In response to Rotimi Amaechi’s recent remarks on the subject of legally foreclosed non-indigenous land being abandoned, the Rivers State Executive Council has accused him of attempting to sow discord between Igbo and the state’s residents.
In an effort to rally support for his political godson and APC governorship candidate Tonye Cole, Amaechi, a former governor of Rivers, made a promise that if Cole won, he would give Igbo owners their property back that had been declared abandoned by the military government right after the Nigerian Civil War.
But following the State Executive Council meeting, which was presided over by Governor Nyesom Ezenwo Wike, the Rivers State Attorney-General and Commissioner for Justice, Prof. Zacchaeus Adangor, SAN, criticized the former minister’s assurance in a speech at Government House in Port Harcourt.
Adangor called Amaechi’s offensive attempt to use the contentious subject of abandoned land that was deemed legally closed and could not be reopened as a political football “distasteful.”
“You’ll remember that the Abandoned Property Edit No. 8 of 1969 formed the Abandoned Property Custody and Management Authority and saddled that authority and responsibility with handling the property of non-indigenous people left neglected during the Civil War,” he stated.
The validity of the statute has been examined in a number of court rulings, including the Supreme Court’s, and it is still in effect. No court decision has ever found it to be unconstitutional.
So, it is clearly harmful, if not entirely inaccurate, for anyone to attempt to politicize the subject of abandoned property. As far as we’re concerned, the case has been legally resolved and cannot be brought up again.
According to the attorney general, Amaechi did not mean well for Rivers State by engaging in destructive politics over the issue of abandoned land.
And we must denounce it in its entirety, he continued. Every rational person in this society must oppose it because it is disgusting and unworthy of a leader.
Dr. Tammy Danagogo, the secretary to the Rivers State government, emphasized that the State Executive Council strongly denounced Amaechi’s irresponsible attempt to rouse the ghosts of the abandoned property issue in Rivers.
I’m sure that everyone, including us all, is aware that the issue has long since been put to rest and that doing so would no longer be useful or viable. It defies logic to think that anyone would wish to take politics that far.

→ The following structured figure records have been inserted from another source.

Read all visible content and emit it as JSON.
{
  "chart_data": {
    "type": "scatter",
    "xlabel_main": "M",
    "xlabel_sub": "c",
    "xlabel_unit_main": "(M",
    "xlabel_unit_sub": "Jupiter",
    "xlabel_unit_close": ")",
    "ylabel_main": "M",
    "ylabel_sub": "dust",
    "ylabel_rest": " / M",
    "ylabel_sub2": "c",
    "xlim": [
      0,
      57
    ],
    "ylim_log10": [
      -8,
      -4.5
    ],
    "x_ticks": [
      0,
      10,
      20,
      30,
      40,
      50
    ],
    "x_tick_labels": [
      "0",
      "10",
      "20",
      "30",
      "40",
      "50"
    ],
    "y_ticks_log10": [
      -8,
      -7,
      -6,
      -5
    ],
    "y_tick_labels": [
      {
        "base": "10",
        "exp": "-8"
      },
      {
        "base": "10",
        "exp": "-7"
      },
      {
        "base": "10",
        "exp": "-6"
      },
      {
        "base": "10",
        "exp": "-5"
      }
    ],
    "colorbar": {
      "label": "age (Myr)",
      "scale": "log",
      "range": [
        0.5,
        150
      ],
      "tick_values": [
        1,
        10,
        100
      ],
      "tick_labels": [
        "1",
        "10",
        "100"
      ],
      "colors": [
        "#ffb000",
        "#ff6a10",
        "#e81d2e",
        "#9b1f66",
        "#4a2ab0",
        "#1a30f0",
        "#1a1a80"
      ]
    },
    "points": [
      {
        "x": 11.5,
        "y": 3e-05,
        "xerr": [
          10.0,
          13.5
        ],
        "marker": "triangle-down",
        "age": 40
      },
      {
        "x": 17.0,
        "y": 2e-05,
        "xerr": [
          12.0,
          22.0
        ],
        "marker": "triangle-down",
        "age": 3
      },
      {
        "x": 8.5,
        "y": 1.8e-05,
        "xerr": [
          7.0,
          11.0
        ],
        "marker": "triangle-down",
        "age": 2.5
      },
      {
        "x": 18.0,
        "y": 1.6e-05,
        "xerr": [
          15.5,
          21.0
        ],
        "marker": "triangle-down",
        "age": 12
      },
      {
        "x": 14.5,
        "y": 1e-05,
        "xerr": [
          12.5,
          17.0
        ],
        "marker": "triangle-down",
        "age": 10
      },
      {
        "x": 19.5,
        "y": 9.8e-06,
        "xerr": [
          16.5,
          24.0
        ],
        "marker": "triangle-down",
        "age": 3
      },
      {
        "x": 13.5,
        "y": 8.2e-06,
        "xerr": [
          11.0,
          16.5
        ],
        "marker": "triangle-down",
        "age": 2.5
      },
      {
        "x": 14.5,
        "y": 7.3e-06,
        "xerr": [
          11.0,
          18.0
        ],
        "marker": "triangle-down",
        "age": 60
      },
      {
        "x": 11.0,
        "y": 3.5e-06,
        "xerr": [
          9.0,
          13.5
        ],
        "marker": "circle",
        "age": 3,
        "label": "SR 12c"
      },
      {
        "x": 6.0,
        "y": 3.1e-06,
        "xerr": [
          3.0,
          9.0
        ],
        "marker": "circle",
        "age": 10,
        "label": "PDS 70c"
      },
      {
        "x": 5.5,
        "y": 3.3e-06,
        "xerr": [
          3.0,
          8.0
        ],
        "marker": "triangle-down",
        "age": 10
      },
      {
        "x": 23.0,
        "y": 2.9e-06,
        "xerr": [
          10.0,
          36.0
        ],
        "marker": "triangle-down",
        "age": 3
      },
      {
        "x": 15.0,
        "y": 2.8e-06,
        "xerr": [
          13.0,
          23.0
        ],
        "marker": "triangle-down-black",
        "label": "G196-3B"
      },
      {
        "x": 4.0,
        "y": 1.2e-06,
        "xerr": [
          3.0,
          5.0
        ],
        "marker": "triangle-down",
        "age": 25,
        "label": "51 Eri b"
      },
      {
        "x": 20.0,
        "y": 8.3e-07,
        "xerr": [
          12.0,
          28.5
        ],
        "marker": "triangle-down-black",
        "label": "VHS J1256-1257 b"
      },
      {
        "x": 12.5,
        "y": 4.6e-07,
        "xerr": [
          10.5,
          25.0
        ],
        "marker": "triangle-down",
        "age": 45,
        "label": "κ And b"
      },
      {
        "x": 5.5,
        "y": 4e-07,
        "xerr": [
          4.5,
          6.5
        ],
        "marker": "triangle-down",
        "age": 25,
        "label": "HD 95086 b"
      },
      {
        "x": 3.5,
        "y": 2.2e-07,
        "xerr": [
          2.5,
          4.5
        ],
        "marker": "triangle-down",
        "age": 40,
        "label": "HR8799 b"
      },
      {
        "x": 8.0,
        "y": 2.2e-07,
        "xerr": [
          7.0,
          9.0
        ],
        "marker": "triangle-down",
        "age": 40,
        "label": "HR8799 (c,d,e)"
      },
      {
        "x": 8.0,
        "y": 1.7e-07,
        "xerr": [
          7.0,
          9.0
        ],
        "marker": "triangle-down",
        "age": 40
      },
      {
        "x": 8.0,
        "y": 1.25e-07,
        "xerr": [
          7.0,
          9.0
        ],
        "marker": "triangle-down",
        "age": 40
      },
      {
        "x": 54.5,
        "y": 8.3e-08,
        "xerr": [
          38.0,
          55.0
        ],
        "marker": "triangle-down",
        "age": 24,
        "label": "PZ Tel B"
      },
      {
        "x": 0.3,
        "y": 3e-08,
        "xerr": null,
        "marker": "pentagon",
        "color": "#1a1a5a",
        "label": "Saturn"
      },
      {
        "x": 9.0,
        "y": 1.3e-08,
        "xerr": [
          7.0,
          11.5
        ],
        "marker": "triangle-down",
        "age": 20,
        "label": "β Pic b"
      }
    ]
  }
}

We are pleading with every Rivers resident, as well as our Igbo brothers who have coexisted peacefully with us, to disregard that erroneous statement, which we can all agree was made in an effort to garner political mileage.
Chris Finebone, the state’s commissioner for information and communications, remarked that it appears Amaechi has selective amnesia.
He noted that Amaechi had closed the case of abandoned property while serving as Speaker of the Rivers State House of Assembly for many years.
He questioned why the same Amaechi would vow to revisit the subject of abandoned property today solely for political purposes, misleading Igbo elders in an effort to get elusive votes for Tonye Cole.
“This is what has astonished people today not just in Rivers State, but even in Bayelsa,” he stated. We have received calls from all over the world denouncing this type of rascality, so it defies belief that someone who most likely had no understanding of the problem of abandoned property would just enter politics and try to profit from it by promising people things he himself is unable to provide, much less something he is bringing in to provide.